- Genre: Soap opera
- Created by: Reg Watson
- Country of origin: Australia
- Original language: English
- No. of seasons: 1
- No. of episodes: 85

Production
- Producer: Sue Masters
- Production company: Reg Grundy Organisation

Original release
- Network: Nine Network
- Release: 5 April 1983 – 1983

Related
- The Young Doctors

= Starting Out =

Starting Out is an Australian television soap opera made for the Nine Network by the Reg Grundy Organisation in 1983.

==Background ==
The five-night-a-week series was created by Reg Watson as the network's replacement for the long-running serial The Young Doctors. It was produced by Sue Masters who had also been the producer of The Young Doctors.
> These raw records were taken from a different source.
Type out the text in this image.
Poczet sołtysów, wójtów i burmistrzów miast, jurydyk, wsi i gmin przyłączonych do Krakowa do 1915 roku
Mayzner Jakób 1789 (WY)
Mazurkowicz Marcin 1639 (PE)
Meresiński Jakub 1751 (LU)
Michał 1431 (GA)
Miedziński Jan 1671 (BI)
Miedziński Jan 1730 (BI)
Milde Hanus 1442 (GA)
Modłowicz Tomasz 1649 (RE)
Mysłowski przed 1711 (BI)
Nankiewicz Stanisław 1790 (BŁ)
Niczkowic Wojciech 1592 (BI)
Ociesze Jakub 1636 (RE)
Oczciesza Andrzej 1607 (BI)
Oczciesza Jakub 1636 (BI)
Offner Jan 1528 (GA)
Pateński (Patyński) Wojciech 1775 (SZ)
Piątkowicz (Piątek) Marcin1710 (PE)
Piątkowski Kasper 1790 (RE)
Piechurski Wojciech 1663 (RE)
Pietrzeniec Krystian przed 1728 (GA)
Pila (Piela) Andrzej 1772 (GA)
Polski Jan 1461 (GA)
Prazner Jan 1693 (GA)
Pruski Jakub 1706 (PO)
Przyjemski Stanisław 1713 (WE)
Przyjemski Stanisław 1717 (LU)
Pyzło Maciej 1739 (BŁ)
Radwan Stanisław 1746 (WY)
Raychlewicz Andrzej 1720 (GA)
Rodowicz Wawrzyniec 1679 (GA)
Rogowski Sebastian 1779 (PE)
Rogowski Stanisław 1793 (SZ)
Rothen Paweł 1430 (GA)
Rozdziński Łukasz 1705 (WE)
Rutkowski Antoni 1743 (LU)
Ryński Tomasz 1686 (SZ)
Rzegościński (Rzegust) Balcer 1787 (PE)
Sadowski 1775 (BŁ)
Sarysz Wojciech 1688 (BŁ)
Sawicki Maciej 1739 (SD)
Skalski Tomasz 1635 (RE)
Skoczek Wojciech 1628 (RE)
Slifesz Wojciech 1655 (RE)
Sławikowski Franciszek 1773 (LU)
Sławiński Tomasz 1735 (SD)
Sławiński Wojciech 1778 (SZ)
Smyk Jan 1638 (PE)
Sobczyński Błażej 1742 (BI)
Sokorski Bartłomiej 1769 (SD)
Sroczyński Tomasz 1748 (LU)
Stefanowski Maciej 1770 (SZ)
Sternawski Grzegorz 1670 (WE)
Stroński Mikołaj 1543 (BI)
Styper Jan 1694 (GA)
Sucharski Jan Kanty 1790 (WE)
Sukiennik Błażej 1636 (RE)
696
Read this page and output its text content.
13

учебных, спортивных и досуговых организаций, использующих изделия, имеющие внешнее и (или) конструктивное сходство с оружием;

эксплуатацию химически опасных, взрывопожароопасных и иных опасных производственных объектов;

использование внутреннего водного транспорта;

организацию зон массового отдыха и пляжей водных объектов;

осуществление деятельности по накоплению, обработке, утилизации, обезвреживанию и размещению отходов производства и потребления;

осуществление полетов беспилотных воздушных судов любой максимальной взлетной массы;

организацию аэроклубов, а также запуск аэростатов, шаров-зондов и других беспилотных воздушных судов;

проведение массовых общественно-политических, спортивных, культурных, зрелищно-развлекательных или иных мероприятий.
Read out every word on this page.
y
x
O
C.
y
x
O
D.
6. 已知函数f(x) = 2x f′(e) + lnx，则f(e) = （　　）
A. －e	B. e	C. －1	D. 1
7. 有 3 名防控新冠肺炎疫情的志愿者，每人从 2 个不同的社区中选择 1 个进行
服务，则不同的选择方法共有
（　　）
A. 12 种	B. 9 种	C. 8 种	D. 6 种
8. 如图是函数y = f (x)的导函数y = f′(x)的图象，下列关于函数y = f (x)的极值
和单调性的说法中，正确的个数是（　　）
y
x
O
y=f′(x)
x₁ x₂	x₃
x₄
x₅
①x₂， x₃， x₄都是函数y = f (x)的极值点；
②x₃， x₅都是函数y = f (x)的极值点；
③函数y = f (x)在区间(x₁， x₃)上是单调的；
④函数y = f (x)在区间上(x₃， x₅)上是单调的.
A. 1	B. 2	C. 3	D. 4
It was set at a medical college with an emphasis on young people getting their first experience of living away from home and leading independent lives. Starting Out debuted on 5 April 1983 in Melbourne and 18 April 1983 in Sydney. It aired in an early evening slot of 6pm week night's before the network's news service.

==Cast==

- Leander Brett as Aggie Dean
- Antoinette Byron as Laurel Adams
- David Clencie as Ben McNamara
- Nikki Coghill as Margot Fallon-Smith
- Tottie Goldsmith as Trixie Sheldon
- Alexander Sebastian as Simon Hamilton
- Rowena Mohr as Michelle Rivers
- Julie Nihill as Tessa Staples
- Peter O'Brien as Craig Holt
- David Reyne as Paul Harding
- Yves Stenning as Will Brodie
- Gary Sweet as Rod Turner
- Paul Williams as Peter Nolan

- Maurie Fields as Mac Rankin
- Suzy Gashler as Yvonne Rivers
- Caroline Gillmer as Eleannor Harris
- John Grant as Dr. Greg Munro
- Jill Forster as Dr. Judith Holt
- John Hamblin as Dr. James Holt
- Gerard Maguire as Dr. John Rivers
- Anne Phelan as Mrs. De Soosa
- Marie Redshaw as Mrs. Lynch
- Colin Vancao as Russell Dean

==Cancellation ==
The series failed to gain sufficient ratings and was quickly cancelled and removed from network schedules by 20 May 1983. Some of the unaired episodes were screened sporadically out-of-ratings in late 1983. Not until a late night repeat run during the later half of 1989 several years after production did all of the 85 produced episodes go to air.

==Reception==
Robert Fidgeon of the Herald Sun named Starting Out as one of "Australia's All-time Top 50 TV Turkeys". He stated "For some reason Peter O'Brien said yes to this dumb soap about dumb teen medical students living in a boarding house. Planned 17-week run lasted three." Fidgeon's colleague Fiona Byrne included Starting Out in her feature about "long forgotten Australian TV dramas that made viewers switch off." Summing it up, she wrote "It debuted on Channel 9 in April 1983 with little fanfare. It was pulled from the network's schedule after little more than a month and naturally there was not a second season."